Despite a prevailing literary adherence throughout the volume, he resorts to name-calling in “KATRINA ANTHEM":

Ka ka Katrina, shameless witch (p.14)

while invoking the spirits of all being:

It (death) met Olosunta, Father of rocks
It met Oroole, Ruler of Lofty Heights
It met Esidale, Founder of Earth and sky
It met Ifa, source and Living Wisdom (p.25)

and, of course, he notes that transition to that all-embracing oneness that is the destiny of us all:

Death came calling
But it never met me at home. (p.25)

The work is especially reminiscent of the revered New Orleans poet Marcus Bruce Christian (1900 – 1976), the poet, folklorist, educator and author of the timeless “I Am New Orleans” an all-encompassing work that consecrates and celebrates the traditions, music, partying, praying, food, and voices of NOLA, especially those aspects of the African American community. Like Christian, Osundare remains true to a tradition of praising the enchantment of that city that only un-naive natives and well-settled transplants can fully understand. The rain “muddies the city’s magic” and dances on the graves of many dreams” (p.24). He even lauds the reprobate aspects of the city of the crescent in terms of “Sin City”, “Big Sleazy”, and “wingless Angels” (p.41)

The Beatles and Ray Charles, the highest of priests, are also alluded to by the poet when he dares to boldly raise the specter of Katrina as a nature-inspired holocaust and/or Biblical calamity in “THE FINAL SOLUTION”:

He was snatched
From the jaws of the flood

By a Good-Samaritan neighbour
And bussed off to a place beyond the map

One month and two weeks later
He was back

To find all he owned
Had gone with the wind…

The ground beneath his sole
Was an abyss of no return (p.45)


The poet allows the reader to share the insights of his razor-sharp eye in poems such as “THE WRECKER’S BALL”, which focuses on the tearing down of houses at the intersection of Paris and Mirabeau with a “swing swing swing” (p.50), and a poem actually called “INSIGHT” in which he examines “The cruel pangs of hunger”, a “bowl of sand”, and “a bevy of beads” (p.65)

His fellow poets, from New Orleans’ own Kalamu ya Salaam to Joyce Kilmer, are mentioned and/or alluded to as are the author’s personal friends and the Katrina-instigated Diaspora comprised of a motley membership of Southern flatlanders who were often amazed (after displacement) that mountain ranges in other states were actually real and not Hollywood backlot backdrops.

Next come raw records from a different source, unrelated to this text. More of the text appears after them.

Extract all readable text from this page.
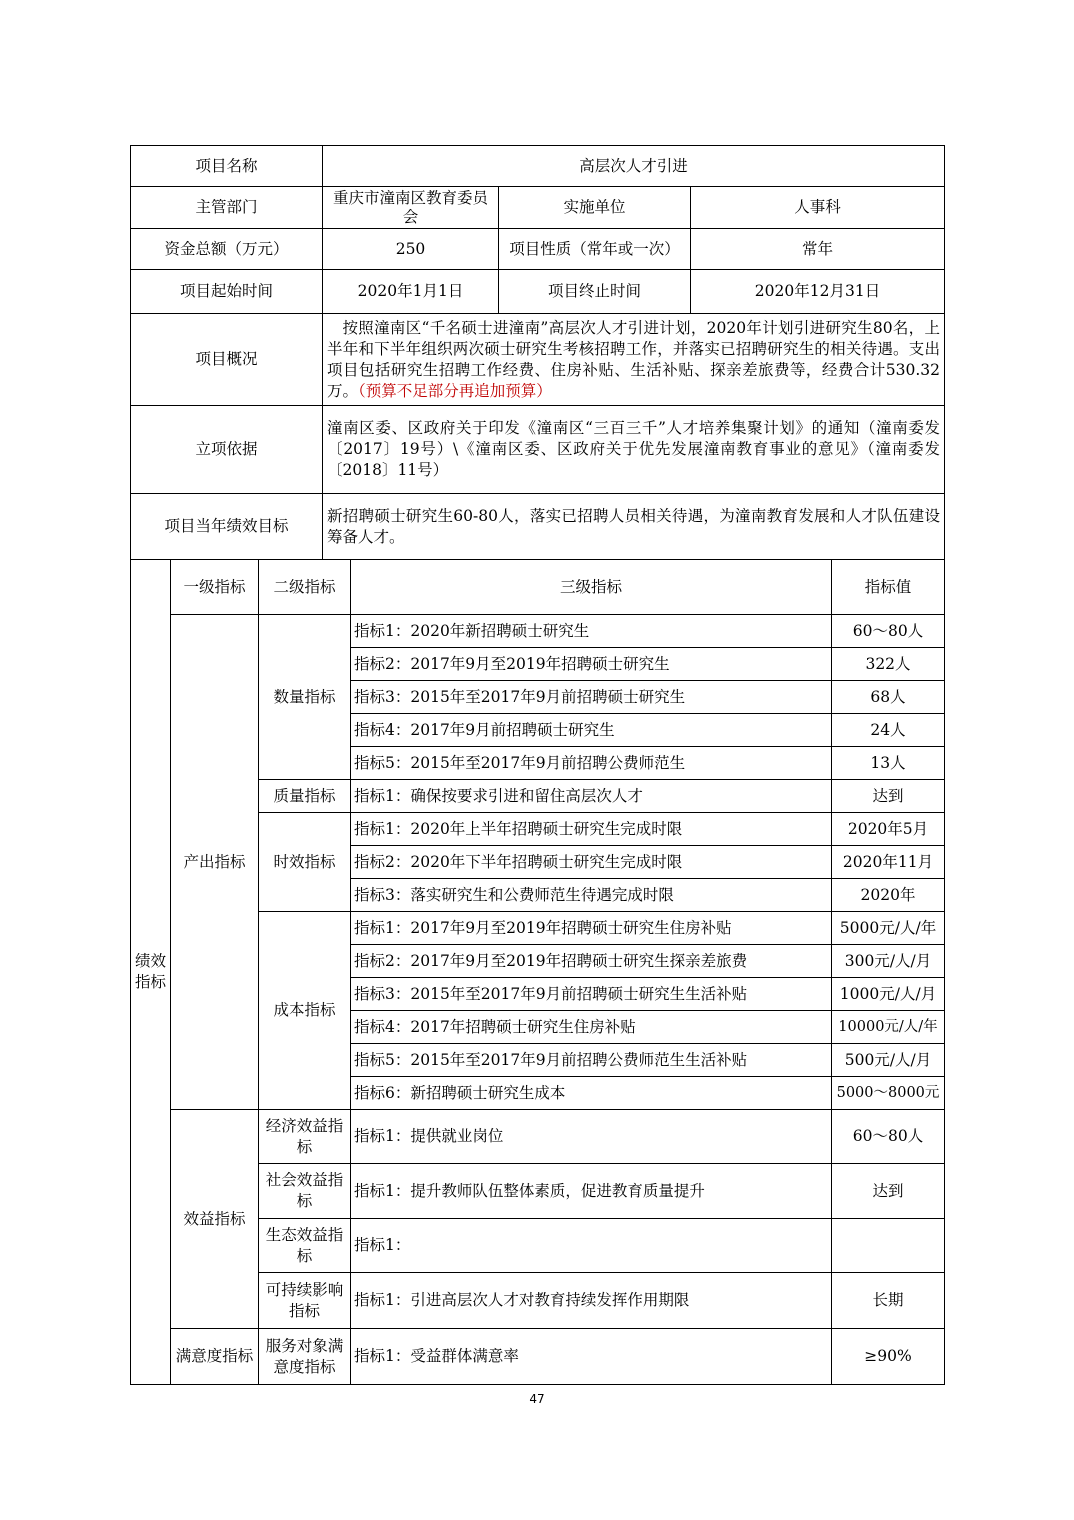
项目名称	高层次人才引进		
主管部门	重庆市潼南区教育委员会	实施单位	人事科
资金总额（万元）	250	项目性质（常年或一次）	常年
项目起始时间	2020年1月1日	项目终止时间	2020年12月31日
项目概况	按照潼南区“千名硕士进潼南”高层次人才引进计划，2020年计划引进研究生80名，上半年和下半年组织两次硕士研究生考核招聘工作，并落实已招聘研究生的相关待遇。支出项目包括研究生招聘工作经费、住房补贴、生活补贴、探亲差旅费等，经费合计530.32万。（预算不足部分再追加预算）		
立项依据	潼南区委、区政府关于印发《潼南区“三百三千”人才培养集聚计划》的通知（潼南委发〔2017〕19号）\《潼南区委、区政府关于优先发展潼南教育事业的意见》（潼南委发〔2018〕11号）		
项目当年绩效目标	新招聘硕士研究生60-80人，落实已招聘人员相关待遇，为潼南教育发展和人才队伍建设筹备人才。		
绩效指标	一级指标	二级指标	三级指标	指标值
	产出指标	数量指标	指标1：2020年新招聘硕士研究生	60～80人
			指标2：2017年9月至2019年招聘硕士研究生	322人
			指标3：2015年至2017年9月前招聘硕士研究生	68人
			指标4：2017年9月前招聘硕士研究生	24人
			指标5：2015年至2017年9月前招聘公费师范生	13人
		质量指标	指标1：确保按要求引进和留住高层次人才	达到
		时效指标	指标1：2020年上半年招聘硕士研究生完成时限	2020年5月
			指标2：2020年下半年招聘硕士研究生完成时限	2020年11月
			指标3：落实研究生和公费师范生待遇完成时限	2020年
		成本指标	指标1：2017年9月至2019年招聘硕士研究生住房补贴	5000元/人/年
			指标2：2017年9月至2019年招聘硕士研究生探亲差旅费	300元/人/月
			指标3：2015年至2017年9月前招聘硕士研究生生活补贴	1000元/人/月
			指标4：2017年招聘硕士研究生住房补贴	10000元/人/年
			指标5：2015年至2017年9月前招聘公费师范生生活补贴	500元/人/月
			指标6：新招聘硕士研究生成本	5000～8000元
	效益指标	经济效益指标	指标1：提供就业岗位	60～80人
		社会效益指标	指标1：提升教师队伍整体素质，促进教育质量提升	达到
		生态效益指标	指标1：	
		可持续影响指标	指标1：引进高层次人才对教育持续发挥作用期限	长期
	满意度指标	服务对象满意度指标	指标1：受益群体满意率	≥90%
47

But the primary tableau of the volume is the stalwart voice it gives to a city on the rebound through rebuilding. Osundare recounts the efforts, large and small, of those who see the promise of a future, a new beginning, a sea turtle escaping from the belly of a shark that momentarily interrupted its progress -- as a haven for those whose generational veneration for the traditions of the most unique city on the continent makes them wanta let it all hang out and laissez les bons temps rouler!!!

Professor Arturo aka Arthur Pfister

Arthur Pfister is a New Orleans native. A prolific poet and short story writer, he specializes in spoken word and jazz collaborations. He is now teaching in Connecticut, but he enjoys a steady performance travel schedule that allows him to return to the Crescent City. Pfister's most recent book is My Name is New Orleans. His works, and an introduction to a new short fiction collection, will be featured in the Katrina 2012 issue of NOLADIASPORA.